Die Sinalco Flasche auf der Baustelle

Zwei grosse Brüder sind eine Plage für ein kleines Mädchen. Ich bin die Jüngste von fünf Geschwistern. Die beiden Schwestern - neun und elf Jahre älter als ich - waren schon früh flügge und haben mich mit den Brüdern zurückgelassen. Diese haben mich gepiesakt, wann immer sie dazu Laune hatten.

 

Auf der Wiese hinter unserem Obstgarten baute der Gemeindepräsident ein Haus. Es war uns Kindern strengstens verboten, uns auf der Baustelle aufzuhalten. Doch wenn immer die Handwerker Feierabend hatten und unsere Eltern noch auf dem Feld oder in den Reben waren, schlich ich auf den Rohbau. Zwischen den Betonwänden war mein Abenteuerspielplatz. Es machte grossen Spass um die herausragenden Stromkabel, die Stahlgitter und die Holzbalken zu balancieren und mir vorzustellen, wie das fertige Haus dereinst eingerichtet werden könnte.

 

Einmal entdeckte ich, dass die Maurer ihre Getränke im zukünftigen Wohnzimmer hatten stehen lassen. Neben leeren Bierflaschen stand eine halbvolle Flasche mit Sinalco. Wie ich diese gelbe Limonade aus Zitrusfrüchten liebte! Ganz anders als heute, waren für uns Bauernkinder in den frühen Siebzigerjahren Süssgetränke oder Schlecksachen seltene Glücksgüter.
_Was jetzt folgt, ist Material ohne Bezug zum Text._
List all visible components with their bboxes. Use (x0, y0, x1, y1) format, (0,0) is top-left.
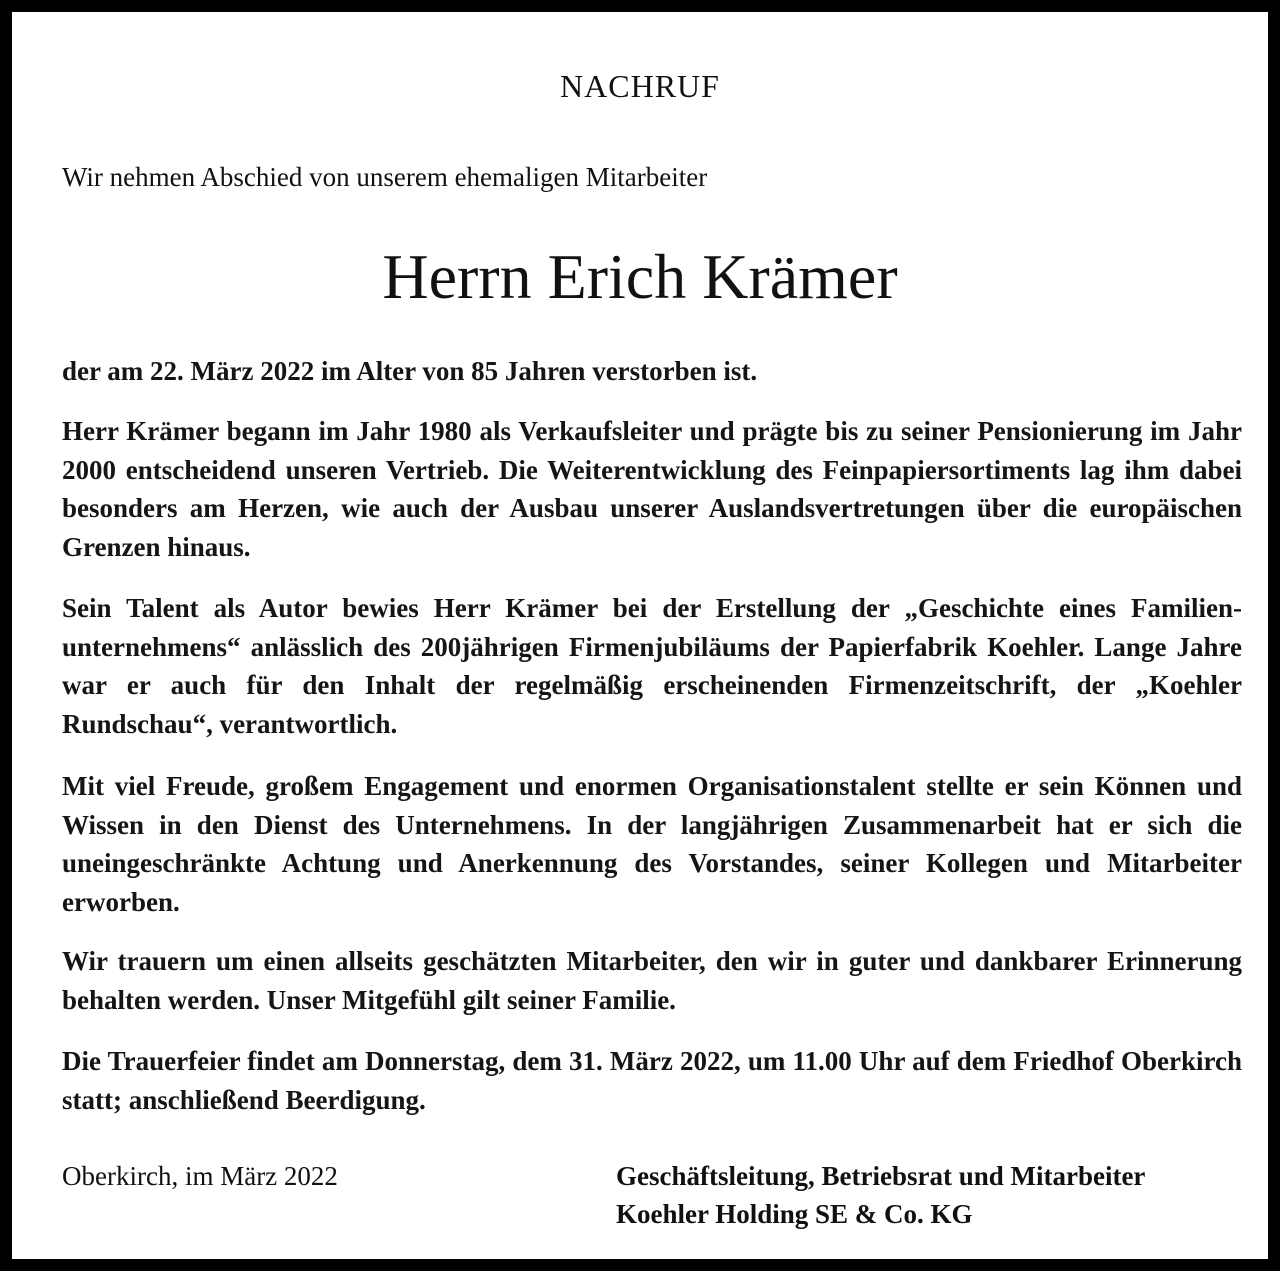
signature-line-management: Geschäftsleitung, Betriebsrat und Mitarbeiter (616, 1161, 1146, 1191)
death-statement: der am 22. März 2022 im Alter von 85 Jahren verstorben ist. (62, 356, 758, 386)
place-and-date: Oberkirch, im März 2022 (62, 1161, 338, 1191)
deceased-name: Herrn Erich Krämer (382, 241, 898, 312)
mourning-paragraph: Wir trauern um einen allseits geschätzten Mitarbeiter, den wir in guter und dankbarer Erinnerung behalten werden. Unser Mitgefühl gilt seiner Familie. (62, 946, 1242, 1015)
career-paragraph: Herr Krämer begann im Jahr 1980 als Verkaufsleiter und prägte bis zu seiner Pensionierung im Jahr 2000 entscheidend unseren Vertrieb. Die Weiterentwicklung des Feinpapiersortiments lag ihm dabei besonders am Herzen, wie auch der Ausbau unserer Auslandsvertretungen über die europäischen Grenzen hinaus. (62, 416, 1242, 562)
engagement-paragraph: Mit viel Freude, großem Engagement und enormen Organisationstalent stellte er sein Können und Wissen in den Dienst des Unternehmens. In der langjährigen Zusammenarbeit hat er sich die uneingeschränkte Achtung und Anerkennung des Vorstandes, seiner Kollegen und Mitarbeiter erworben. (62, 771, 1242, 917)
notice-heading: NACHRUF (560, 68, 720, 104)
author-paragraph: Sein Talent als Autor bewies Herr Krämer bei der Erstellung der „Geschichte eines Familienunternehmens“ anlässlich des 200jährigen Firmenjubiläums der Papierfabrik Koehler. Lange Jahre war er auch für den Inhalt der regelmäßig erscheinenden Firmenzeitschrift, der „Koehler Rundschau“, verantwortlich. (62, 593, 1242, 739)
signature-line-company: Koehler Holding SE & Co. KG (616, 1199, 973, 1229)
signature-block (616, 1157, 1145, 1233)
intro-text: Wir nehmen Abschied von unserem ehemaligen Mitarbeiter (62, 162, 708, 192)
funeral-paragraph: Die Trauerfeier findet am Donnerstag, dem 31. März 2022, um 11.00 Uhr auf dem Friedhof Oberkirch statt; anschließend Beerdigung. (62, 1046, 1242, 1115)
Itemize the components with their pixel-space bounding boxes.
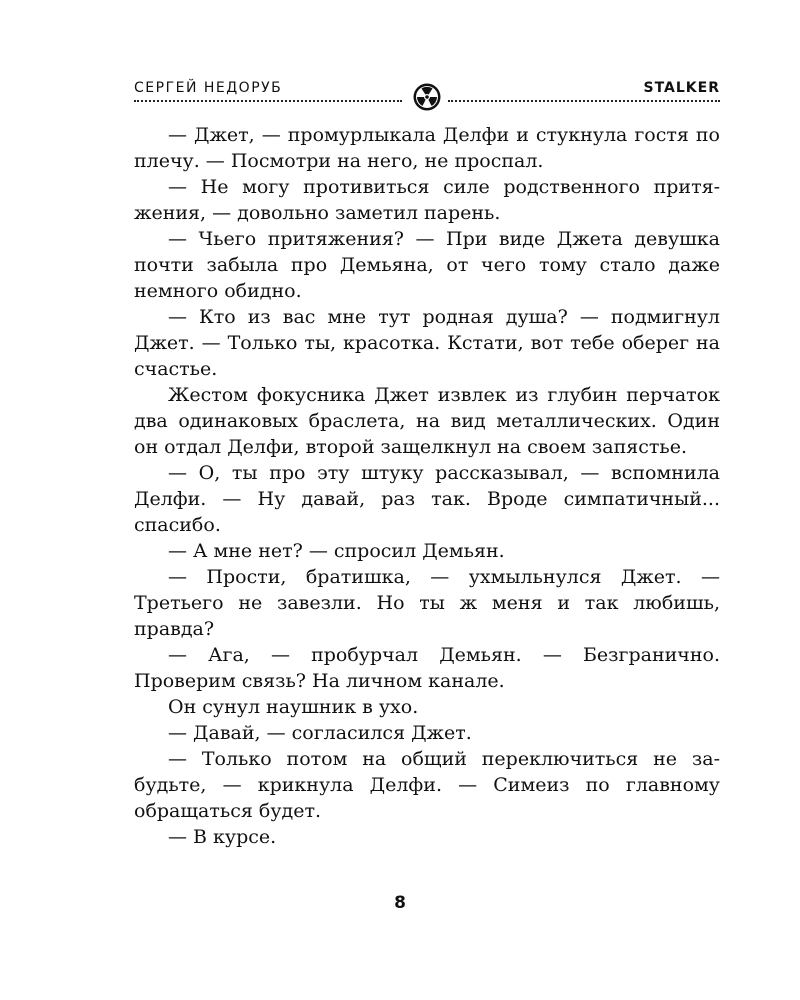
paragraph: — Чьего притяжения? — При виде Джета девушка почти забыла про Демьяна, от чего тому стало даже немного обидно. [134,228,720,302]
body-text [134,122,720,850]
paragraph: — Не могу противиться силе родственного притяжения, — довольно заметил парень. [134,176,720,224]
author-name: СЕРГЕЙ НЕДОРУБ [134,80,283,96]
header-dotted-rule-left [134,100,402,102]
paragraph: — Только потом на общий переключиться не забудьте, — крикнула Делфи. — Симеиз по главному обращаться будет. [134,748,720,822]
running-header [134,78,720,108]
paragraph: Он сунул наушник в ухо. [168,696,419,718]
paragraph: — Давай, — согласился Джет. [168,722,472,744]
paragraph: — Кто из вас мне тут родная душа? — подмигнул Джет. — Только ты, красотка. Кстати, вот тебе оберег на счастье. [134,306,720,380]
paragraph: — Ага, — пробурчал Демьян. — Безгранично. Проверим связь? На личном канале. [134,644,720,692]
series-title: STALKER [643,80,720,96]
paragraph: — А мне нет? — спросил Демьян. [168,540,505,562]
paragraph: — О, ты про эту штуку рассказывал, — вспомнила Делфи. — Ну давай, раз так. Вроде симпатичный... спасибо. [134,462,720,536]
paragraph: Жестом фокусника Джет извлек из глубин перчаток два одинаковых браслета, на вид металлических. Один он отдал Делфи, второй защелкнул на своем запястье. [134,384,720,458]
paragraph: — Прости, братишка, — ухмыльнулся Джет. — Третьего не завезли. Но ты ж меня и так любишь, правда? [134,566,720,640]
page-number: 8 [394,893,406,913]
paragraph: — В курсе. [168,826,277,848]
paragraph: — Джет, — промурлыкала Делфи и стукнула гостя по плечу. — Посмотри на него, не проспал. [134,124,720,172]
radiation-icon [412,82,442,112]
header-dotted-rule-right [448,100,720,102]
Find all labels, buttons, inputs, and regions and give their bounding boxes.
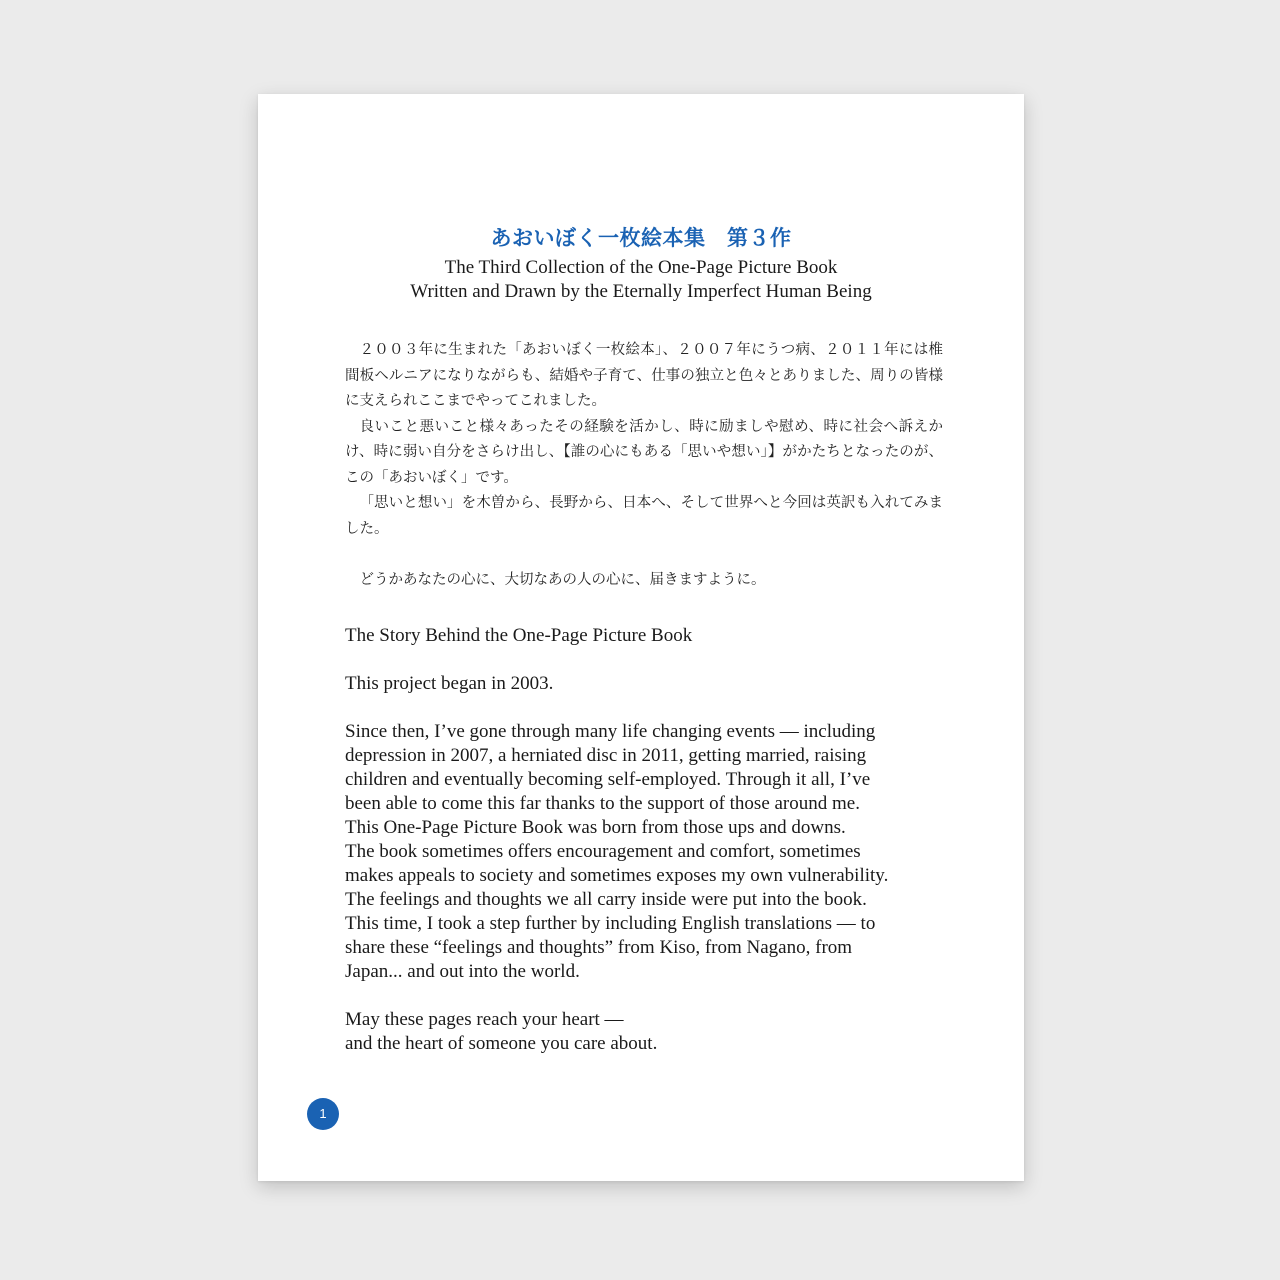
english-subtitle-line2: Written and Drawn by the Eternally Imperfect Human Being [410,281,872,302]
english-body-line: been able to come this far thanks to the support of those around me. [345,793,860,814]
english-body-line: Since then, I’ve gone through many life changing events — including [345,721,876,742]
english-body-line: This time, I took a step further by including English translations — to [345,913,876,934]
japanese-paragraph: 「思いと想い」を木曽から、長野から、日本へ、そして世界へと今回は英訳も入れてみました。 [345,495,943,537]
page-number-badge: 1 [307,1098,339,1130]
english-body-line: makes appeals to society and sometimes exposes my own vulnerability. [345,865,889,886]
english-body-line: This One-Page Picture Book was born from those ups and downs. [345,817,846,838]
english-intro: This project began in 2003. [345,673,554,694]
english-closing-line: May these pages reach your heart — [345,1009,624,1030]
english-body-line: Japan... and out into the world. [345,961,580,982]
english-body-line: depression in 2007, a herniated disc in 2011, getting married, raising [345,745,867,766]
japanese-title: あおいぼく一枚絵本集 第３作 [490,226,792,250]
english-subtitle-line1: The Third Collection of the One-Page Picture Book [444,257,838,278]
japanese-closing: どうかあなたの心に、大切なあの人の心に、届きますように。 [359,571,766,588]
japanese-paragraph: 良いこと悪いこと様々あったその経験を活かし、時に励ましや慰め、時に社会へ訴えかけ、時に弱い自分をさらけ出し、【誰の心にもある「思いや想い」】がかたちとなったのが、この「あおいぼく」です。 [345,418,943,486]
english-closing [345,1008,945,1056]
document-page [258,94,1024,1181]
japanese-introduction [345,338,943,593]
english-body-line: The feelings and thoughts we all carry inside were put into the book. [345,889,867,910]
english-body-line: The book sometimes offers encouragement and comfort, sometimes [345,841,861,862]
english-body-paragraph [345,720,945,984]
english-closing-line: and the heart of someone you care about. [345,1033,658,1054]
japanese-paragraph: ２００３年に生まれた「あおいぼく一枚絵本」、２００７年にうつ病、２０１１年には椎間板ヘルニアになりながらも、結婚や子育て、仕事の独立と色々とありました、周りの皆様に支えられここまでやってこれました。 [345,342,943,409]
english-introduction [345,624,945,1080]
english-heading: The Story Behind the One-Page Picture Book [345,625,693,646]
english-body-line: share these “feelings and thoughts” from Kiso, from Nagano, from [345,937,853,958]
english-body-line: children and eventually becoming self-employed. Through it all, I’ve [345,769,871,790]
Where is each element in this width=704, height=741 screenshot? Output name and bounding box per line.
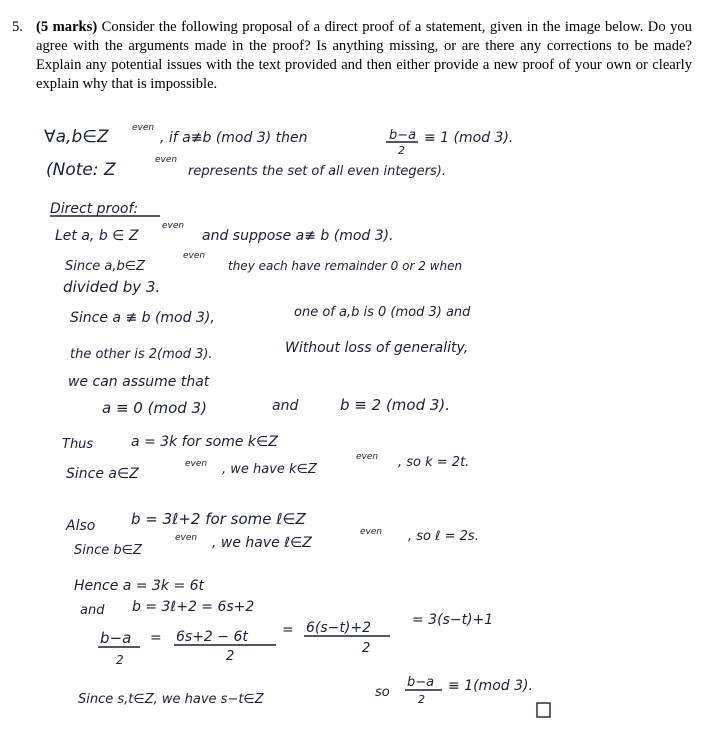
last-line-part-a: Since s,t∈Z, we have s−t∈Z: [78, 692, 264, 707]
question-text: Consider the following proposal of a direct proof of a statement, given in the image below. Do you agree with the arguments made in the proof? Is anything missing, or are there any corrections to be made? Explain any potential issues with the text provided and then either provide a new proof of your own or clearly explain why that is impossible.: [36, 19, 692, 92]
line-1-part-a: Let a, b ∈ Z: [55, 228, 139, 244]
fraction-1-denominator: 2: [116, 653, 124, 667]
fraction-3-numerator: 6(s−t)+2: [306, 620, 371, 636]
qed-box-icon: [537, 703, 550, 717]
fraction-2-numerator: 6s+2 − 6t: [176, 629, 248, 645]
line-7-part-b: and: [272, 398, 299, 414]
fraction-3-denominator: 2: [362, 641, 371, 656]
statement-part-1: ∀a,b∈Z: [44, 127, 109, 147]
equals-2: =: [282, 622, 294, 638]
line-2-part-a: Since a,b∈Z: [65, 259, 145, 274]
line-9-part-c: , so k = 2t.: [398, 455, 470, 470]
statement-part-3: ≡ 1 (mod 3).: [424, 130, 514, 146]
note-sup: even: [155, 155, 178, 165]
line-11-sup: even: [175, 533, 198, 543]
line-2-sup: even: [183, 251, 206, 261]
line-5-part-a: the other is 2(mod 3).: [70, 347, 213, 362]
statement-fraction-denominator: 2: [398, 144, 405, 157]
last-fraction-numerator: b−a: [407, 675, 435, 690]
last-fraction-denominator: 2: [418, 693, 425, 706]
last-line-so: so: [375, 685, 390, 700]
line-9-part-a: Since a∈Z: [66, 466, 139, 482]
line-7-part-a: a ≡ 0 (mod 3): [102, 399, 207, 417]
line-13-part-a: and: [80, 603, 105, 618]
line-11-part-a: Since b∈Z: [74, 543, 142, 558]
note-part-2: represents the set of all even integers).: [188, 164, 446, 179]
line-9-sup: even: [185, 459, 208, 469]
note-part-1: (Note: Z: [46, 160, 116, 180]
line-10-part-b: b = 3ℓ+2 for some ℓ∈Z: [131, 510, 306, 528]
line-1-part-b: and suppose a≢ b (mod 3).: [202, 228, 394, 244]
line-8-part-a: Thus: [62, 437, 94, 452]
equals-1: =: [150, 630, 162, 646]
line-8-part-b: a = 3k for some k∈Z: [131, 434, 278, 450]
line-1-sup: even: [162, 221, 185, 231]
line-11-sup-2: even: [360, 527, 383, 537]
line-3: divided by 3.: [63, 278, 161, 296]
proof-heading: Direct proof:: [50, 201, 139, 217]
line-9-part-b: , we have k∈Z: [222, 462, 317, 477]
line-11-part-c: , so ℓ = 2s.: [408, 529, 479, 544]
question-number: 5.: [12, 19, 23, 35]
question-marks: (5 marks): [36, 19, 98, 35]
line-11-part-b: , we have ℓ∈Z: [212, 535, 312, 551]
statement-part-2: , if a≢b (mod 3) then: [160, 130, 308, 146]
line-4-part-a: Since a ≢ b (mod 3),: [70, 310, 215, 326]
line-10-part-a: Also: [66, 518, 96, 534]
line-5-part-b: Without loss of generality,: [285, 340, 469, 356]
line-7-part-c: b ≡ 2 (mod 3).: [340, 396, 451, 414]
fraction-result: = 3(s−t)+1: [412, 612, 494, 628]
statement-sup: even: [132, 123, 155, 133]
fraction-2-denominator: 2: [226, 649, 235, 664]
fraction-1-numerator: b−a: [100, 629, 132, 647]
line-6: we can assume that: [68, 374, 210, 390]
line-9-sup-2: even: [356, 452, 379, 462]
line-12: Hence a = 3k = 6t: [74, 578, 205, 594]
last-line-part-c: ≡ 1(mod 3).: [448, 678, 533, 694]
line-4-part-b: one of a,b is 0 (mod 3) and: [294, 305, 471, 320]
line-2-part-b: they each have remainder 0 or 2 when: [228, 259, 463, 273]
statement-fraction-numerator: b−a: [389, 128, 417, 143]
line-13-part-b: b = 3ℓ+2 = 6s+2: [132, 599, 255, 615]
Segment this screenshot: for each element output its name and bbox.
Es gab sie nur zu Geburtstagen und Feiertagen.

 

Der köstliche Nektar sah zu verführerisch aus! Es war niemand in Sichtweite und ich überlegte blitzschnell, dass es nicht auffallen würde, aus der angebrauchten Bügelflasche zu trinken. Der Verschluss liess sich leicht öffnen, ich setzte die Öffnung vorsichtig an die Lippen, kippte das Glas und erwartete süsse Freude am Gaumen. Reflexartig spie ich jedoch die Flüssigkeit in weitem Bogen wieder von mir. Sie schmeckte bitter, eklig und sie stank nach.... – das durfte doch nicht wahr sein - ... doch.. nach Urin!!! 

 

Plötzlich hörte ich Gekicher und als ich den Kopf umwandte, sah ich zwei Bubenköpfe im glasfreien Fenster auftauchen. Meine Brüder grinsten mich breit an und konnten sich vor Lachen nun nicht mehr halten. Mir trieb es Tränen in die Augen. Blitzschnell verliess ich den Ort des Grauens, rannte zum Hof zurück und suchte meine Rückzugsecke auf. Lieblingskatze Molly kam angelaufen, kuschelte sich auf meinen Schoss und liess es gewähren, dass ich den kindlichen Kummer in ihr Fell weinte.  

 

Heute schmunzle ich über die üblen Streiche meiner Brüder und denke mir, dass ich dank ihnen nicht so leicht unterzukriegen bin.